夫婦と2歳、5歳の子供の4人世帯の場合、95㎡程度が目安の床面積ということになりました。

■現実はどうか

地域によっては不動産相場の観点から、目安とされる広さを確保することが難しい場合もあります。

特に東京都心のファミリー世帯では前述の目安よりも一回り小さくし、
マンション:65~70㎡の2~3LDK
戸建て:80~100㎡の3~4LDK
という物件の取引が多く、探されているお客様の条件もココが一番多いゾーンです。

一般に「ファミリータイプ」と呼ばれ人気のあるマンションの広さも、東京と周辺県では異なっています。

例えば千葉、埼玉、神奈川のファミリータイプのマンションは80~90㎡前後の物が人気で、建てられるマンションもニーズに合わせて広めに作られています。

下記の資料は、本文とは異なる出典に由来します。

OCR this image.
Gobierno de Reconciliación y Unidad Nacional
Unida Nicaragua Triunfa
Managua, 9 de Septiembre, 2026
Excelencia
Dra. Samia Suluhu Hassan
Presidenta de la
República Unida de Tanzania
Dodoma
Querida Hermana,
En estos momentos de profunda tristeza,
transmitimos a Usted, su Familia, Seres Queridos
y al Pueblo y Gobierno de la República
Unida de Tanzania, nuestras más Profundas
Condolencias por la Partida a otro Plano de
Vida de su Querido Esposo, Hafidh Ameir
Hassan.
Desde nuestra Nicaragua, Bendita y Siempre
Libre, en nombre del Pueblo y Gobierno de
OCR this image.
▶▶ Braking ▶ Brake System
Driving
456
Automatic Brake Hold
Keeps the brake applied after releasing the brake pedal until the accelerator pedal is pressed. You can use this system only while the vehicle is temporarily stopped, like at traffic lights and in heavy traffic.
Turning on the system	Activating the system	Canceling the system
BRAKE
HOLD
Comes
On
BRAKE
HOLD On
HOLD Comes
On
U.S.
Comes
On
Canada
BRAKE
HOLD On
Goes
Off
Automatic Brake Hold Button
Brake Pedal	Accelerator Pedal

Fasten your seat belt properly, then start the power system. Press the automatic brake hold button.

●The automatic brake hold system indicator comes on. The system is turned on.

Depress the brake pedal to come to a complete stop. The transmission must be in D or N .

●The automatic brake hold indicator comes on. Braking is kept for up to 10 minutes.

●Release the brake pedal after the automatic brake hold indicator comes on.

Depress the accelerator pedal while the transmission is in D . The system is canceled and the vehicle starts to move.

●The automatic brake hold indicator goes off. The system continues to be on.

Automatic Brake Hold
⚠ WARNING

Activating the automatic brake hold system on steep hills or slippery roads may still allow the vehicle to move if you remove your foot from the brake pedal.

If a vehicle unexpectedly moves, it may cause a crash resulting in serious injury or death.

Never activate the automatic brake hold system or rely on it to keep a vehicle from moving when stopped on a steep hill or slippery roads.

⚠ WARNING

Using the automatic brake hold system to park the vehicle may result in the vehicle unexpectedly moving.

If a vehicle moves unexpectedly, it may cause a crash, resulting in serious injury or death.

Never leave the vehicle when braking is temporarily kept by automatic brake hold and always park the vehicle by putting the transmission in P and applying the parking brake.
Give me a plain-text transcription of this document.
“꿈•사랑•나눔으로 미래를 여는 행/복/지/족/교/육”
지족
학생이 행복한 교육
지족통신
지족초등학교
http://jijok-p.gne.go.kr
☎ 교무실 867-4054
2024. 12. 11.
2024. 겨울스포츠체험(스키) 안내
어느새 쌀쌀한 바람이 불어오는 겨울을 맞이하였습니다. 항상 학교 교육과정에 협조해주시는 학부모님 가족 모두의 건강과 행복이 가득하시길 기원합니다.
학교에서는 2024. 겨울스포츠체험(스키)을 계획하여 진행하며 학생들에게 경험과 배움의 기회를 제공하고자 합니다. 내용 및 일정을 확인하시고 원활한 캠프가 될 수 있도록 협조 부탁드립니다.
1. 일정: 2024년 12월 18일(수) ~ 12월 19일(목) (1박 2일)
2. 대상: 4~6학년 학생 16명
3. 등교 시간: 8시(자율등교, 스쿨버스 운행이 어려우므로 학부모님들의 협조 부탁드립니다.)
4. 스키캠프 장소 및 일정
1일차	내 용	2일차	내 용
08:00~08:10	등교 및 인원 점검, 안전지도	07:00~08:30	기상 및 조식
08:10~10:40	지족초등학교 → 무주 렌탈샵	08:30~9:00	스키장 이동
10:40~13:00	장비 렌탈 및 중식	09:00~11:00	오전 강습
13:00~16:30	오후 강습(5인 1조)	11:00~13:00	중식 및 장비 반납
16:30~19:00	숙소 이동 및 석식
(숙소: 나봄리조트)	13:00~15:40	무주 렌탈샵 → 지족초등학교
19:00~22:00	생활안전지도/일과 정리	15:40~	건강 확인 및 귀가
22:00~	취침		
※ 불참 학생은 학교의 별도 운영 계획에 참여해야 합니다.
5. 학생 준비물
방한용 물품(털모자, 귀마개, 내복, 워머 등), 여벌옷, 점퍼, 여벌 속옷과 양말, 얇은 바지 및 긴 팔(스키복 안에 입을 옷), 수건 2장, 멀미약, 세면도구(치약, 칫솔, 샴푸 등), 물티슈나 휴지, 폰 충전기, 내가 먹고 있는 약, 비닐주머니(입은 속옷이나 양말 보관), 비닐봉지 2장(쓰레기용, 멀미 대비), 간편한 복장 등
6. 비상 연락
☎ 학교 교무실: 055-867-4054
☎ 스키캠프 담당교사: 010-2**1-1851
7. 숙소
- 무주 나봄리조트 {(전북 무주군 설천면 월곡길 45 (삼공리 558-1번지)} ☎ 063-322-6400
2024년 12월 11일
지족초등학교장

都内の物件より一回り大きくても、売買代金は都心より安くすむことと、出勤の機会が減ったこともあり、都内の会社に勤務していても周辺県に家を購入する人が増えてきています。

■教育方針、仕事に合わせたプラスアルファ

・子供部屋をどう考えるか

子供に一人部屋を与えるかどうかで、必要な間取りや将来の計画が大きく変わってきます。

教育方針と子供の性別にもよりますが、日本では子供に一人部屋を与える年齢は10歳前後という家庭が多い印象です。
(海外では未就学時から部屋を分けたりします)

また、男の子なら10歳前後で部屋を与えるけど、二人とも女の子だと高校生になるまで相部屋にする、という家庭も多いです。

これをもとに考えると、
子供が男,女もしくは男,男なら上の子が10歳前後になった時点で、主寝室+子供部屋×2の3LDK以上は必要になりそうですし、
女,女の構成なら、高校生くらいになるまでは2LDKでも大丈夫という考え方ができるかもしれません。

実際、子供成長をきっかけに間取りを変えたり広い物件に買い替えたりするのは、子供が10歳~15歳になるタイミングで行われることが多い印象です。

子供が生まれて間もない、もしくは子供はこれからという夫婦の場合、将来的に買換える前提なら60㎡2LDKのマンションでも当分は問題なく生活できるように思います。

もちろん将来的な買替えや引っ越しをしないのなら、最初から予算を増やして一生暮らせそうな広い家を探すというのも手でしょうが、1坪ウン百万円する都心ではなかなかそうもいかないので、「手狭になったら買替える」という考え方が多い印象です。

・リモートワークをする仕事部屋

以前はリビングの一角などに多かったワークスペースも、コロナ渦をきっかけに生活と分けることができる仕事部屋として設けられることが増えました。

ワークスペースは必要以上に広くすると生活空間が犠牲になってしまうため、3帖以下のものが多いです。

3帖は4.95㎡ですから、前述の目安広さに仕事の空間を加えた場合、4人暮らし70㎡(3LDK)ではなく、75㎡(3LDK+ワークスペース)程度が、生活を犠牲にしないプラスアルファと考えることができます。